OTHER CONSIDERATIONS

There are often significant ethical and legal factors for any athlete considering genetic testing that must be carefully considered prior to proceeding. The sporting organization may have specific legal requirements and there may be insurance ramifications for the athlete and their club or organization. However, there are potential benefits in identification of a particular genetic result, including initiating life‐saving medication such as beta‐blockers, which may ultimately facilitate safe “return to play” for the athlete.17, 41 In addition, given the autosomal dominant genetic basis to most cardiomyopathies and channelopathies, there are important implications for first‐degree family members of the athlete which also require consideration.

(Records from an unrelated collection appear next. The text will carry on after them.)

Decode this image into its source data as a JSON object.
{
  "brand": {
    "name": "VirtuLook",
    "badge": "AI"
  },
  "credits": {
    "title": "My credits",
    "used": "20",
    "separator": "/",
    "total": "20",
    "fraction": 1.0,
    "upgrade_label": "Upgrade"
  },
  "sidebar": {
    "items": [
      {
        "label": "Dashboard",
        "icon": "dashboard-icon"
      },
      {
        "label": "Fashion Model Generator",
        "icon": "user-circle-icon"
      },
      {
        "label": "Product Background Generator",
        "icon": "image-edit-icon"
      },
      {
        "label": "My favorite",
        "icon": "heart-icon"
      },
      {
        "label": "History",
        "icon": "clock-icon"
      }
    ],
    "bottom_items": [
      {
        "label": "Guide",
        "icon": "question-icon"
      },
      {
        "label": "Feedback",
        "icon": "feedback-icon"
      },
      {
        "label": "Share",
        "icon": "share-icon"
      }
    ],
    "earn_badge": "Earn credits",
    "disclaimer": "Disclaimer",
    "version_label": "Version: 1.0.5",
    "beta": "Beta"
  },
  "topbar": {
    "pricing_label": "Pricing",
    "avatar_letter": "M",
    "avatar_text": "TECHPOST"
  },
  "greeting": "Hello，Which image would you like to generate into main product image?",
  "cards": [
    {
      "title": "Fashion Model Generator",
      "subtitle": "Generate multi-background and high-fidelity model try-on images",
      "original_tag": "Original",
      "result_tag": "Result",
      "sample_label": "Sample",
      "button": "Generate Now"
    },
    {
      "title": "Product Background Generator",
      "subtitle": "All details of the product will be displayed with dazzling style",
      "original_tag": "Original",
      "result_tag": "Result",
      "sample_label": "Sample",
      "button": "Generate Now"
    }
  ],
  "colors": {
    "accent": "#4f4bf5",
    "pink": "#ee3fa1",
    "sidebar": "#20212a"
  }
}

Therefore, before any athlete proceeds with genetic testing pre‐ and post‐test genetic counseling by an experienced cardiac genetic counselor is essential (Figure 2).7, 8

Figure 2

Summary flow diagram outlining the genetic testing process

CONCLUSIONS

Genetic testing in an athlete can provide useful diagnostic, therapeutic and prognostic value provided that the testing is performed and the findings interpreted by a cardiogenetics expert in the setting of a specialized multidisciplinary clinic. Identification of actionable variants in LQTS, ARVC and CPVT genes has important implications for management and prognosis for the athlete, as well as helping to inform exercise prescription. However, it is very important that genetic testing should only proceed in athletes following comprehensive clinical phenotyping, when there is a high index of suspicion of an ICC, or in the presence of a family history. Appropriate pre‐ and post‐test genetic counseling is essential. Before proceeding to genetic testing in any athlete, it is critical that the athlete, their family and their club or sporting organization understand the implications, limitations and difficulties of the testing, so that an informed decision is made in a shared decision‐making model of care.